A good documentary would have further explored those issues, but “Uprooting Addiction” doesn’t. However, observant viewers will notice that the two African American addicts from the group sessions who are interviewed (Young and McGraw) both spent time in prison, which they talk about in the documentary. Meanwhile, Funkhauser (who is white) practically brags that he never had a problem getting doctors to write any illegal prescriptions for him, as long has he looked like a businessman. The white drug addicts in the documentary do not talk about being in prison, because they give the impression they never went to prison as a result of their drug addiction.

The filmmakers obviously never bothered to ask Young and McGraw to comment on how their race might have affected how their drug addiction was treated by “the system.” While Chatham Police Chief Volkmann talks about being a police chief who’s willing to help drug addicts go to rehab instead of prison, what the “Uprooting Addiction” documentary doesn’t mention is that Chatham has a population that is 90% white, according to Data USA. Talk to any police chief in a U.S. city with a population that’s more than 30% black or Latino, and it’s highly unlkely that the police chiefs would be so accommodating and friendly to drug addicts in those cities.
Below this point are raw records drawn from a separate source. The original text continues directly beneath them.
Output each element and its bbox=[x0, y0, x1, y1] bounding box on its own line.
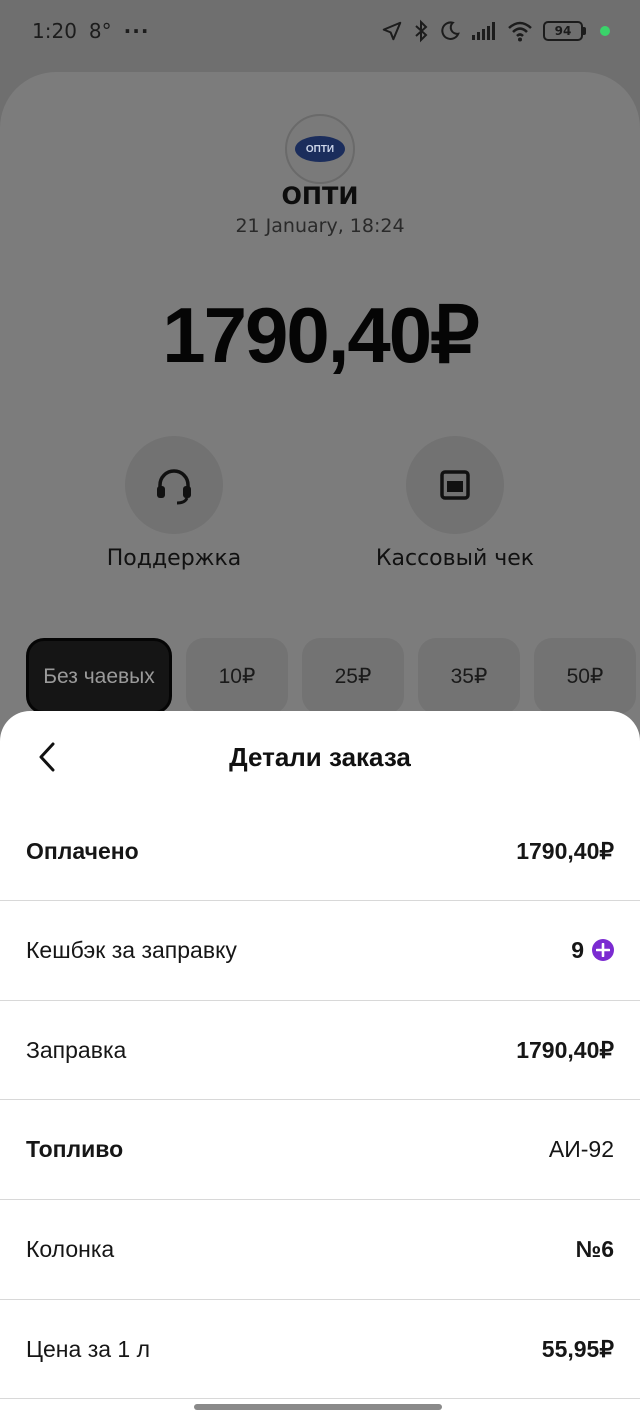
details-list: Оплачено 1790,40₽ Кешбэк за заправку 9 З… bbox=[0, 803, 640, 1400]
privacy-indicator-icon bbox=[600, 26, 610, 36]
sheet-title: Детали заказа bbox=[229, 741, 411, 772]
detail-row-refuel: Заправка 1790,40₽ bbox=[0, 1001, 640, 1101]
detail-row-fuel: Топливо АИ-92 bbox=[0, 1100, 640, 1201]
status-temperature: 8° bbox=[88, 19, 112, 43]
receipt-label: Кассовый чек bbox=[375, 546, 535, 571]
detail-value: №6 bbox=[575, 1235, 614, 1262]
location-icon bbox=[382, 21, 402, 41]
detail-value: АИ-92 bbox=[548, 1136, 614, 1163]
cashback-amount: 9 bbox=[571, 936, 584, 963]
plus-points-icon bbox=[592, 939, 614, 962]
battery-tip bbox=[583, 27, 586, 35]
order-amount: 1790,40₽ bbox=[162, 291, 480, 379]
tip-option-50[interactable]: 50₽ bbox=[534, 638, 636, 714]
tips-selector: Без чаевых 10₽ 25₽ 35₽ 50₽ bbox=[26, 638, 636, 714]
detail-label: Цена за 1 л bbox=[26, 1335, 151, 1362]
detail-label: Топливо bbox=[26, 1136, 124, 1163]
cashback-value: 9 bbox=[571, 937, 614, 964]
station-logo: ОПТИ bbox=[285, 114, 355, 184]
status-bar: 1:20 8° ··· 94 bbox=[0, 0, 640, 62]
signal-icon bbox=[472, 22, 495, 40]
status-right: 94 bbox=[381, 19, 610, 43]
support-icon-circle[interactable] bbox=[125, 436, 223, 534]
receipt-icon bbox=[440, 470, 470, 500]
detail-label: Оплачено bbox=[26, 838, 139, 864]
back-button[interactable] bbox=[28, 737, 68, 777]
status-more-icon: ··· bbox=[123, 19, 150, 43]
support-label: Поддержка bbox=[106, 546, 242, 571]
detail-row-pump: Колонка №6 bbox=[0, 1200, 640, 1300]
battery-level: 94 bbox=[543, 21, 583, 41]
detail-value: 1790,40₽ bbox=[516, 838, 614, 864]
detail-row-paid: Оплачено 1790,40₽ bbox=[0, 803, 640, 901]
bluetooth-icon bbox=[415, 19, 428, 43]
detail-label: Кешбэк за заправку bbox=[26, 936, 237, 963]
sheet-header: Детали заказа bbox=[0, 711, 640, 803]
chevron-left-icon bbox=[39, 742, 55, 772]
station-logo-text: ОПТИ bbox=[295, 136, 345, 162]
moon-icon bbox=[441, 21, 460, 40]
headset-icon bbox=[157, 469, 191, 505]
receipt-button[interactable]: Кассовый чек bbox=[335, 436, 575, 571]
detail-value: 55,95₽ bbox=[541, 1335, 614, 1362]
tip-option-35[interactable]: 35₽ bbox=[418, 638, 520, 714]
tip-option-10[interactable]: 10₽ bbox=[186, 638, 288, 714]
receipt-icon-circle[interactable] bbox=[406, 436, 504, 534]
station-name: ОПТИ bbox=[281, 182, 359, 210]
order-date: 21 January, 18:24 bbox=[235, 215, 405, 237]
status-time: 1:20 bbox=[32, 19, 77, 43]
tip-option-none[interactable]: Без чаевых bbox=[26, 638, 172, 714]
detail-row-price: Цена за 1 л 55,95₽ bbox=[0, 1300, 640, 1400]
wifi-icon bbox=[508, 21, 532, 42]
status-left: 1:20 8° ··· bbox=[32, 19, 149, 43]
order-details-sheet: Детали заказа Оплачено 1790,40₽ Кешбэк з… bbox=[0, 711, 640, 1423]
home-indicator[interactable] bbox=[194, 1404, 442, 1410]
battery-icon: 94 bbox=[543, 21, 586, 41]
detail-row-cashback: Кешбэк за заправку 9 bbox=[0, 901, 640, 1001]
support-button[interactable]: Поддержка bbox=[54, 436, 294, 571]
detail-label: Заправка bbox=[26, 1036, 127, 1063]
detail-label: Колонка bbox=[26, 1235, 115, 1262]
tip-option-25[interactable]: 25₽ bbox=[302, 638, 404, 714]
detail-value: 1790,40₽ bbox=[516, 1036, 614, 1063]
The statistics for drug arrests in those cities say a lot.

And that’s one of the biggest flaws of “Uprooting Addiction.” It’s a very superficial documentary that barely scratches the surface of the real problems of treating drug addiction. Talking about your childhood in group therapy sessions is one thing. But that doesn’t help all the addicts who can’t even get access to rehab or therapy in the first place, because they’re not in the right income bracket or because they’re a certain race and therefore are more likely to be incarcerated for having a drug addiction. And because “Uprooting Addiction” limits its focus to just two states to talk about a nationwide epidemic, this myopia is just one of many of this film’s credbility problems.

First Run Features released “Uprooting Addiction” on digital and VOD on April 6, 2021.